Umgekehrt kann ein im Zeitpunkt der Ausstellung als Mehrzweck-Gutschein zu qualifizierender Gutschein nicht durch nachträglich veränderte Bedingungen, die die Voraussetzungen des § 3 Abs. 14 UStG erfüllen, in einen Einzweck-Gutschein umqualifiziert werden.

 

Rz. 36a

Die Umsatzsteuer für die durch den Einzweck-Gutschein geschuldete Leistung entsteht bei Besteuerung nach vereinbarten Entgelten im Zeitpunkt der Ausgabe des Gutscheins. Wird ein Gutschein vor Ausgabe an einen anderen Unternehmer übertragen, entsteht die Umsatzsteuer insoweit im Übertragungszeitpunkt. Die spätere Gutscheineinlösung, also die tatsächliche Lieferung bzw. Leistungserbringung, ist für die umsatzsteuerliche Würdigung nicht mehr relevant, da diese nicht als unabhängiger Umsatz gilt. Sollte eine Zuzahlung durch den Gutscheininhaber bei Einlösung des Gutscheins erfolgen, so ist lediglich die bislang noch nicht versteuerte Differenz zu versteuern.[1]

 

Rz. 36b

Besonderheiten ergeben sich bei Vertriebsketten (Handeln im fremden Namen), wenn ein Unternehmer Einzweck-Gutscheine im fremden Namen ausgibt und dadurch Teil der Leistungskette wird. In diesem Fall ist die Ausgabe des Gutscheins an den Kunden als Leistung desjenigen anzusehen, in dessen Namen der Unternehmer handelt.[2]

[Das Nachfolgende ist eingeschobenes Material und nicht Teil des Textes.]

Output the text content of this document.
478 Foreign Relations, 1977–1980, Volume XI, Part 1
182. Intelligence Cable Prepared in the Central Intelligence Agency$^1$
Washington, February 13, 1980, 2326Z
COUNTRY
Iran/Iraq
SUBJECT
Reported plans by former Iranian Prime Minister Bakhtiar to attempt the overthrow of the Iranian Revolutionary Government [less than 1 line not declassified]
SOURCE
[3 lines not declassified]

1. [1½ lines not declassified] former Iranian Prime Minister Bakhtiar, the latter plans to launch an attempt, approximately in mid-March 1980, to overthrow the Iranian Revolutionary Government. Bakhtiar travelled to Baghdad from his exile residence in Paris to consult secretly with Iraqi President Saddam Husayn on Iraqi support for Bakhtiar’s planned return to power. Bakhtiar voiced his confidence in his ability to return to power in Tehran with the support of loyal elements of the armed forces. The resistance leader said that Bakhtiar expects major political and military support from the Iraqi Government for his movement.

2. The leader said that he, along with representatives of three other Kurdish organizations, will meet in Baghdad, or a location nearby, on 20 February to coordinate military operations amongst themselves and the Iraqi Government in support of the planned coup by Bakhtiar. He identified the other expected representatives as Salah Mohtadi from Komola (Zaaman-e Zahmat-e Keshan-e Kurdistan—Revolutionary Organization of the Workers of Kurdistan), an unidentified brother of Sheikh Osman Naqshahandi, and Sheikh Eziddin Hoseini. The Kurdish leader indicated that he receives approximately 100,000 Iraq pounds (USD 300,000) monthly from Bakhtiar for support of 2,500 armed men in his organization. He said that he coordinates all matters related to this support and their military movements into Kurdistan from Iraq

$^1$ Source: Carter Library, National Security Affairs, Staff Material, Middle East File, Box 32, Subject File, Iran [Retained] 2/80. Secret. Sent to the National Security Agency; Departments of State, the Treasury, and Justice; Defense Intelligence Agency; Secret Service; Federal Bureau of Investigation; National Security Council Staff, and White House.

In diesen Fällen muss der ausgebende Unternehmer dem leistenden Unternehmer zur fristgerechten Versteuerung mitteilen, zu welchem Zeitpunkt Einzweck-Gutscheine an Kunden ausgegeben wurden, da der leistende Unternehmer zu diesem Zeitpunkt die fiktiv erbrachte Leistung zu versteuern hat. Der leistende Unternehmer hat als Bruttowert den vom Vermittler vereinnahmten und ggf. vom zwischen den Unternehmern vertraglich vereinbarten Preis anzusetzen. Der ausgebende Unternehmer erbringt dadurch eine Vermittlungsleistung[3]

 
Praxis-Beispiel

Der Unternehmer B betreibt ein Gutscheinportal, auf dem er Büchergutscheine im Namen und für Rechnung des Buchhändlers A anbietet. Diese Gutscheine können in dem Buchladen des A eingelöst werden. B hat mit A vereinbart, im Falle eines ausgegebenen Gutscheins 20 % des Gutscheinwerts als Vermittlungsprovision einzubehalten und den Rest an A weiterzuleiten. B erstellt gegenüber A monatliche Abrechnungen über die veräußerten Gutscheine und gibt diese zusammen mit seiner eigenen Provisionsabrechnung an A weiter. Kunde C erwirbt im Januar 01 einen Büchergutschein des A auf der Internetseite des B. C bezahlt hierfür 10 EUR an B. A muss im Januar 01 für den Verkauf eines Buchs 10 ÉUR abzüglich 7 % USt versteuern. B muss für die Vermittlung des Gutscheins 2 EUR abzüglich 19 % USt versteuern.[4]

 

Rz. 36c

Sollte ein Einzweck-Gutschein vom Gutscheininhaber nicht eingelöst werden (z. B. weil dessen Gültigkeitsdauer abgelaufen ist) und somit verfallen, ergeben sich hieraus allein keine weiteren umsatzsteuerlichen Folgen, da die ursprüngliche (fiktive) Leistung bereits bei Übertragung bzw. Ausgabe des Gutscheins als erbracht gilt und demzufolge in diesem Zeitpunkt zu versteuern ist. Eine Änderung der Bemessungsgrundlage nach § 17 Abs. 1 UStG kommt nur dann in Betracht, wenn das Entgelt ausnahmsweise zurückgezahlt wird.[5] Wird ein Einzweck-Gutschein dagegen zurückgegeben und erhält der Kunde den Gutscheinwert zurückerstattet, so wird der ursprüngliche Umsatz rückgängig gemacht. Die Umsatzsteuer ist in diesem Fall nach § 17 Abs. 2 Nr. 3 UStG beim Gutscheinaussteller, beim leistenden Unternehmer sowie ggf. beim Kommissionär zu berichtigen.[6]